I think it’s pretty safe to assume that during our time at BU, we have all come into contact with the emotional tornado associated with an on-again, off-again relationship. If you have not been in one, you probably know someone who has; thus, you probably have a good idea of the emotional toll that this romantic entanglement can take.
It is estimated that around 2/3 of all college students in the US have participated in an on-again off-again disaster. Even though we know deep down that these relationships aren’t going to work, we consistently go back to them, fearing loneliness but hoping for change. Well, ladies and gents, I have revelation for you: the change ain’t comin.
According to University of Texas communications professor Rene Daily, couples regularly engaged in on-off relationships have more relational stress than stable couples. Shocking, I know. In college, this added stress could take a measurable toll on significant things like grades and friendships. Even the most patient friend can only listen to complaints of heartbreak over an on-again off-again relationship for so long. This friend has probably told you that you are better off without this person in question several times, and they are probably right. In many of these on-again off-again situations, the constant pursuit of this impossible relationship means that it is only a matter of time before you alienate those close to you. Think about it: have you ever been the friend who couldn’t stand listening any more?
My advice for those stuck in an on-off relationship is this: turn it OFF for good. Most of the time this involves making a clean break – no contact with this toxic person in any way. If you have mutual friends, make more one-on-one plans so that you can avoid group excursions. I’m sure these friends are as sick of this relationship as you are and will be willing to help you end it for good. If you are on social networking sites, delete this person — no Facebook friendship or Twitter following allowed. Finally, delete their number off your cell phone. Remove all temptation to become on-again with your life.

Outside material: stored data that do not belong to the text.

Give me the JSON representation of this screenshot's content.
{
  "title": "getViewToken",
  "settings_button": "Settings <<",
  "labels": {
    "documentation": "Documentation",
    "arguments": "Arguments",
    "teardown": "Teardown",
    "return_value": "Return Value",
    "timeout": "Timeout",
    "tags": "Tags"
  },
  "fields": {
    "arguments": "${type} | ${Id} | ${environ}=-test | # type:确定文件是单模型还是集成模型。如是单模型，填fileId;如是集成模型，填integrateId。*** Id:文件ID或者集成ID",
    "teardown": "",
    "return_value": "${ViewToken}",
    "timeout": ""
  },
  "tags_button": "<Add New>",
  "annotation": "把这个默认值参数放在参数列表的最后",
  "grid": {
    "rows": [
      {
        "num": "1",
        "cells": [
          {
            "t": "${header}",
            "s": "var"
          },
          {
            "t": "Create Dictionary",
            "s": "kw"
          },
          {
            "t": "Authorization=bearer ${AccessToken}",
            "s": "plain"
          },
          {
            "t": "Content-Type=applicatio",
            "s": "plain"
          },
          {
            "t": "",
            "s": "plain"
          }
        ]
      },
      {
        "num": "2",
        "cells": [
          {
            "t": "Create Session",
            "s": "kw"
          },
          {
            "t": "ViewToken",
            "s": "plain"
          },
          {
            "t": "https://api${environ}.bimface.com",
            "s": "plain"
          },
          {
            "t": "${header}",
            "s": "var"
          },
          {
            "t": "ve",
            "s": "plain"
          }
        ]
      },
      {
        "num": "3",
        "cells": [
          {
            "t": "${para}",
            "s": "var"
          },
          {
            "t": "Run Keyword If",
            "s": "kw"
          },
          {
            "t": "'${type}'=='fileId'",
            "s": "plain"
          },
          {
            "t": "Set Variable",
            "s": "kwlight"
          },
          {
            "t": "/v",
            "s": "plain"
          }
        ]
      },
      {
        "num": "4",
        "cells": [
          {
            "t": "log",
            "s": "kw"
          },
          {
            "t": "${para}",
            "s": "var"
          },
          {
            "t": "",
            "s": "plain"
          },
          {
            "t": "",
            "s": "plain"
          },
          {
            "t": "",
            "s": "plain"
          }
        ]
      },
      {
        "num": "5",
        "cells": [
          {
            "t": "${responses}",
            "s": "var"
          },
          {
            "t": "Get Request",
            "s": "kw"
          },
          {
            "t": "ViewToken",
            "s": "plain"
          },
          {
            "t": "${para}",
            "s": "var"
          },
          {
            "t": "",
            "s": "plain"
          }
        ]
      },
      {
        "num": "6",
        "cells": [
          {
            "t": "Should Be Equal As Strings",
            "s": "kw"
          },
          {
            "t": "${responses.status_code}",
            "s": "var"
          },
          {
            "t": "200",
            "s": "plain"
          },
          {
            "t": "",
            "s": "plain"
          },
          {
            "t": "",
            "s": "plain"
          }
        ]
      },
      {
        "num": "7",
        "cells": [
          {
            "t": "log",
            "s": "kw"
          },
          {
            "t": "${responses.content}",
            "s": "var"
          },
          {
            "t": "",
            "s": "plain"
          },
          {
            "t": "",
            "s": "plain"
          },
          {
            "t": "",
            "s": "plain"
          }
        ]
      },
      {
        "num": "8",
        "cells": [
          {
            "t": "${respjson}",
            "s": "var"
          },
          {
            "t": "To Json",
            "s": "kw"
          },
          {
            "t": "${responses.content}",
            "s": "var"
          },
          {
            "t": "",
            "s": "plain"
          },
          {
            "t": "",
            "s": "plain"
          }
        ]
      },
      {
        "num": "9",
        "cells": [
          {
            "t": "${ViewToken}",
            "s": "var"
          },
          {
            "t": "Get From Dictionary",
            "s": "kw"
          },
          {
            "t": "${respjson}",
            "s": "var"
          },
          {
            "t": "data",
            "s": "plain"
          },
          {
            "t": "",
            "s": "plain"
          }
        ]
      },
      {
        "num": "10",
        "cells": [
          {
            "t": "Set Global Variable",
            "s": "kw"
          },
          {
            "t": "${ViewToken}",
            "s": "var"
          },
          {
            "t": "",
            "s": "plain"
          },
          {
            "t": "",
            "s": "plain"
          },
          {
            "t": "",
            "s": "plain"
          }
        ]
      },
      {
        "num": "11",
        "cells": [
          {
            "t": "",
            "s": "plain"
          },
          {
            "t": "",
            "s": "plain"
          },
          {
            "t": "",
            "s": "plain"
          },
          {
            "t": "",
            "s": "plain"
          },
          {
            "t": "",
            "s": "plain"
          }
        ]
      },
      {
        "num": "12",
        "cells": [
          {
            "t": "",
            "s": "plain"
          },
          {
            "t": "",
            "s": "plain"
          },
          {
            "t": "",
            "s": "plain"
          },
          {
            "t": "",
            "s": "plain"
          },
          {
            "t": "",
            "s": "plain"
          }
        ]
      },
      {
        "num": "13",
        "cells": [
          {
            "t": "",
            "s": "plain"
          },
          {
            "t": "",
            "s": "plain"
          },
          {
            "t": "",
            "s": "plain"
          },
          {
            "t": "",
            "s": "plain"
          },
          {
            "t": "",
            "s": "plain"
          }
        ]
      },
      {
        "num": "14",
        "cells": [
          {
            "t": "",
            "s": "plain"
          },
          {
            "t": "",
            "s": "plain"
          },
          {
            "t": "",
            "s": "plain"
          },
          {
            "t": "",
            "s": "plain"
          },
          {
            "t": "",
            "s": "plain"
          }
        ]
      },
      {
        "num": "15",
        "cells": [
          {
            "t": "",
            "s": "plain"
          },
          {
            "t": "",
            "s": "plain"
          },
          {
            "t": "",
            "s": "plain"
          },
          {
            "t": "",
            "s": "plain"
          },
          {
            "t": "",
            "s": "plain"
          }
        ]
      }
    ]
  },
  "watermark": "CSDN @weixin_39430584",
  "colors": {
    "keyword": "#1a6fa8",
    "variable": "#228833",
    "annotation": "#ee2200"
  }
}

For those of you who are waiting around for your partner to mature and change their ways: give up. No matter how hard you try, you cannot will another person to grow emotionally. You have to ask yourself, “is this relationship worth the emotional and physical toll that it is taking?” Consider why you are subjecting yourself to this roller coaster: are you mimicking a relationship that has influenced you in the past? Are you afraid of being alone? Do you feel as though no one else could feel romantic feelings for you?
If questions of self-esteem are at the core of your dilemma, you have to try to trust yourself. As someone who has been bitten by the on-off bug in the past, I can tell you that you will be much happier when the constant fighting and back and forth is out of your life. Yes, all break-ups suck, and for a time you will probably feel like hell but, once that is past you will probably be happier than you have been in a long while.